O selo representa um compromisso com um modelo de crescimento que une lucro, impacto social e cuidado com o meio ambiente, alinhado aos Objetivos de Desenvolvimento Sustentável (ODS) da ONU e aos princípios ESG (Governança Ambiental, Social e Corporativa).

Nesta primeira edição, sete companhias foram destacadas com a menção honrosa por suas boas práticas: O Boticário, Copel, Renault, Sebrae-PR, Seccional Brasil, Impactability e Sanepar.

Foto: Roberto Dziura Jr/AEN

Outras 23 empresas que cumpriram os critérios de elegibilidade também receberam certificados de participação no programa, contribuindo para formar uma rede inspiradora de transformação positiva.

Sustentabilidade que gera resultados

Entre as premiadas, a Renault se destacou pelo impacto de longo prazo do Instituto Renault, que já beneficiou mais de 900 mil pessoas em 15 anos, com projetos sociais e de economia circular.

Um exemplo é a parceria com a Associação Borda Vida, no bairro Borda do Campo, que promove a geração de renda por meio da reutilização de tecidos automotivos em oficinas comunitárias de costura.

“Este selo é mais do que um certificado, é um símbolo de comprometimento de organizações que estão mostrando que é possível conciliar o sucesso empresarial com a responsabilidade social”, destacou a primeira-dama Luciana Saito Massa, idealizadora da premiação.

Tecido automotivo e cintos de segurança que seriam descartados viraram produtos pelo projetos Borda Viva. Foto: Renautl

Também reconhecida, a Sanepar foi premiada por suas iniciativas voltadas à universalização sustentável do saneamento. A empresa pública mantém ações contínuas voltadas à preservação ambiental e à inclusão social, como parte integrante de seu planejamento estratégico.

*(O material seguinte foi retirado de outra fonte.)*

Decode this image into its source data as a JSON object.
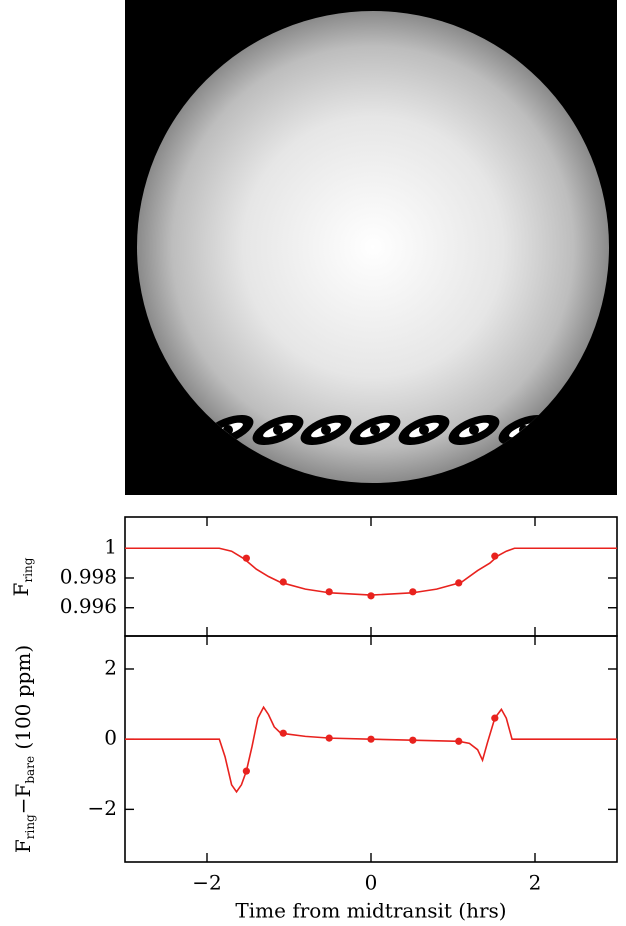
{
  "chart_data": [
    {
      "type": "line",
      "ylabel": [
        "F",
        "ring"
      ],
      "xlim": [
        -3,
        3
      ],
      "ylim": [
        0.9941,
        1.0021
      ],
      "yticks": [
        0.996,
        0.998,
        1
      ],
      "series": [
        {
          "color": "#e8221e",
          "x": [
            -3,
            -1.85,
            -1.7,
            -1.55,
            -1.4,
            -1.25,
            -1.1,
            -0.8,
            -0.5,
            0,
            0.5,
            0.8,
            1.1,
            1.3,
            1.45,
            1.55,
            1.65,
            1.75,
            3
          ],
          "values": [
            1,
            1,
            0.9998,
            0.9993,
            0.9986,
            0.9981,
            0.9977,
            0.99725,
            0.997,
            0.99685,
            0.997,
            0.99725,
            0.9977,
            0.9985,
            0.999,
            0.9995,
            0.9998,
            1,
            1
          ]
        }
      ],
      "points": {
        "color": "#e8221e",
        "x": [
          -1.52,
          -1.07,
          -0.51,
          0,
          0.51,
          1.07,
          1.51
        ],
        "values": [
          0.99933,
          0.99773,
          0.99707,
          0.9968,
          0.99707,
          0.99767,
          0.99947
        ]
      }
    },
    {
      "type": "line",
      "ylabel": [
        "F",
        "ring",
        "−F",
        "bare",
        " (100 ppm)"
      ],
      "xlabel": "Time from midtransit (hrs)",
      "xlim": [
        -3,
        3
      ],
      "ylim": [
        -3.5,
        2.94
      ],
      "xticks": [
        {
          "value": -2,
          "label": "−2"
        },
        0,
        2
      ],
      "yticks": [
        {
          "value": -2,
          "label": "−2"
        },
        0,
        2
      ],
      "series": [
        {
          "color": "#e8221e",
          "x": [
            -3,
            -1.85,
            -1.78,
            -1.7,
            -1.64,
            -1.58,
            -1.52,
            -1.45,
            -1.38,
            -1.31,
            -1.25,
            -1.18,
            -1.1,
            -0.8,
            -0.5,
            0,
            0.5,
            1.07,
            1.2,
            1.3,
            1.36,
            1.42,
            1.51,
            1.59,
            1.65,
            1.72,
            3
          ],
          "values": [
            0,
            0,
            -0.5,
            -1.3,
            -1.5,
            -1.3,
            -0.91,
            -0.2,
            0.6,
            0.91,
            0.7,
            0.35,
            0.17,
            0.08,
            0.03,
            0,
            -0.03,
            -0.06,
            -0.12,
            -0.3,
            -0.6,
            -0.1,
            0.6,
            0.85,
            0.6,
            0,
            0
          ]
        }
      ],
      "points": {
        "color": "#e8221e",
        "x": [
          -1.52,
          -1.07,
          -0.51,
          0,
          0.51,
          1.07,
          1.51
        ],
        "values": [
          -0.91,
          0.17,
          0.03,
          0,
          -0.03,
          -0.06,
          0.6
        ]
      }
    }
  ]
}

“Este reconhecimento faz com que iniciativas de sustentabilidade deixem de ser projetos pontuais e se tornem políticas permanentes nas empresas”, afirmou o diretor-presidente da Sanepar, Wilson Bley.

Oportunidade de transformação

O Selo Solidário lança luz sobre uma nova lógica empresarial: aquela que entende que o sucesso econômico pode – e deve – caminhar junto com o compromisso social e ambiental. Empresas que investem em impacto positivo não apenas fortalecem suas marcas, como também constroem legados duradouros para suas comunidades.

“Queremos que este selo inspire outras empresas a aderirem a este movimento”, completou a primeira-dama Luciana Saito Massa.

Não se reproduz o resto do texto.